In 32bit, the compiler would generate a “fixup” to ensure that the encoding of the instruction offset field to the global “TestArray” variable was properly “fixed up” at runtime should the image happened to be relocated to another address. This is a 32bit absolute address. The 64bit version of this instruction, while actually a truly valid instruction, would only have 32bits in which to place the address of “TestArray.” The “fixup” generated would have to remain 32bit. This could lead to creating an image that were it ever relocated above the 4G boundary, would likely crash at best or read the wrong memory address at worst!
Ok, so now what? There is a SIB form that we can use to work around this problem, but it requires burning another register. The good news is that we now have another 8 registers with which to work. So if you have a rather complicated chunk of 32bit assembler code that burns up all the existing usable 32bit registers, you now have another group of registers that can help solve this problem without having to rework the code even more. So here’s how to fix this for 64 bit:
var
TestArray: array[0..255] of Word;
function GetValue(Index: Integer): Word;
asm
MOVSX RAX,ECX
LEA R10,[TestArray]
MOV AX,[RAX * 2 + R10]
end;
Here, I used the volatile R10 register (R8 an R9 are used for parameter passing) to get the absolute address of TestArray using the LEA instruction. While the “address” portion of this instruction is still 32bits, it is taken as RIP-relative. In other words, this value is the “distance” from the next instruction to the variable TestArray in memory. After this instruction, R10 now contains a true 64bit address of the TestArray variable. I must still use the SIB form in the next instruction, but instead of a hard-coded “offset” I use the value in R10. Yes, there is still an implicit offset of 0, which uses the 8bit offset form.
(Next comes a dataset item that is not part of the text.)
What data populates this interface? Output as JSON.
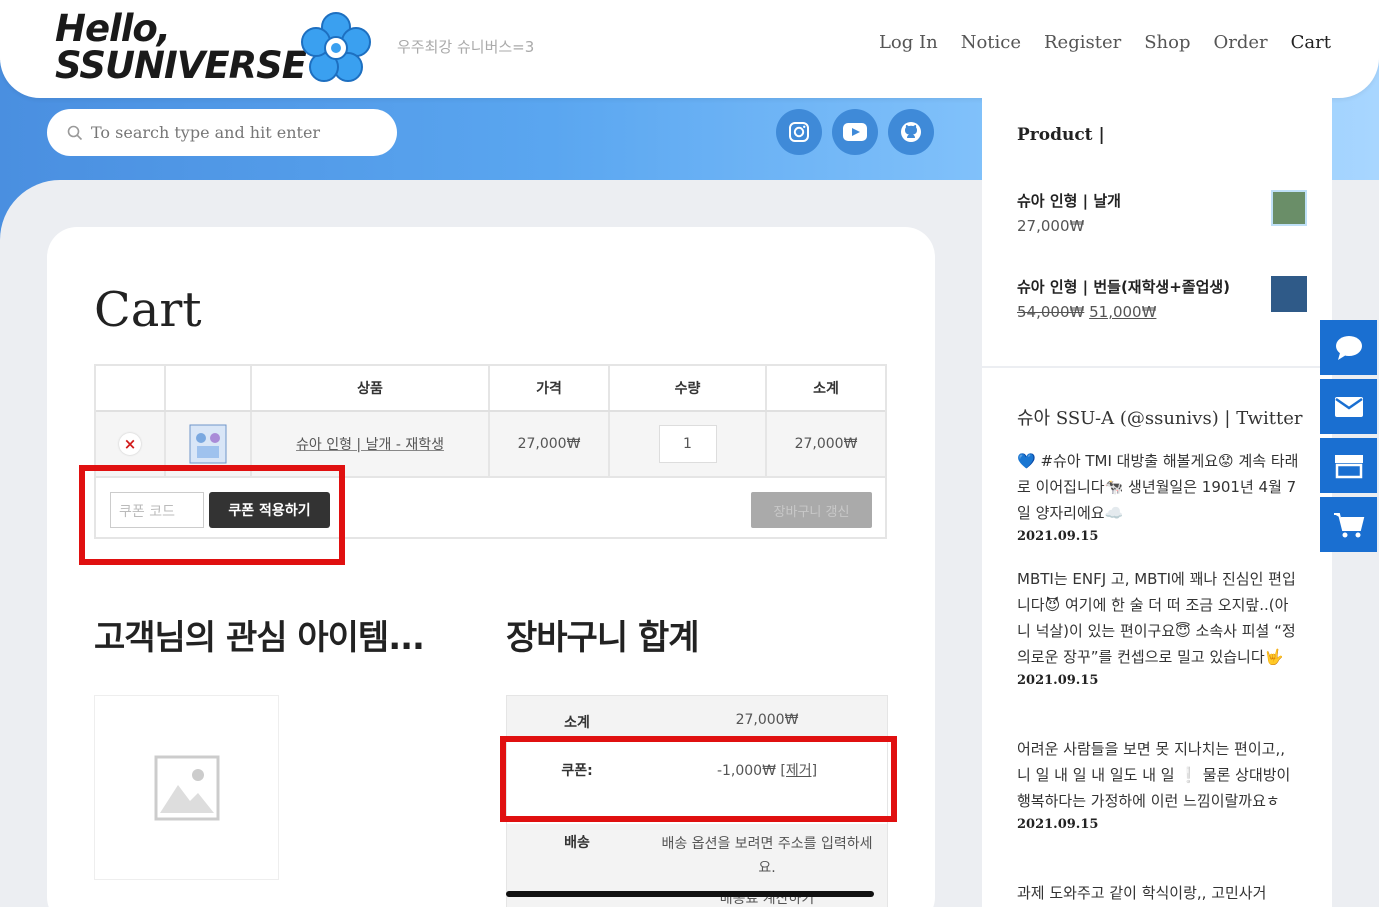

You can see that mindless, mechanical translations of assembler code is likely to cause you some grief due to some of the subtle changes in instruction behaviors. For this very reason, we strongly recommend you use all Object Pascal code instead of resorting to assembler when possible. This will not only better ensure that your code will more likely move unchanged to other processor architectures (think ARM here folks), but you’ll not have to worry about such assembler gotchas in the future. If you’re using assembler code because “it’s faster,” I would encourage you to look closely at the algorithm used. There are many cases where the proper algorithm written in Object Pascal will yield greater gains than a simple translation to assembler using the same algorithm. Yes there are some things which you simply must do in assembler (strange, off-beat calling conventions, “LOCK” instructions for concurrency, etc…), but I would contend that many assembler functions can be moved back to Object Pascal with little impact on performance.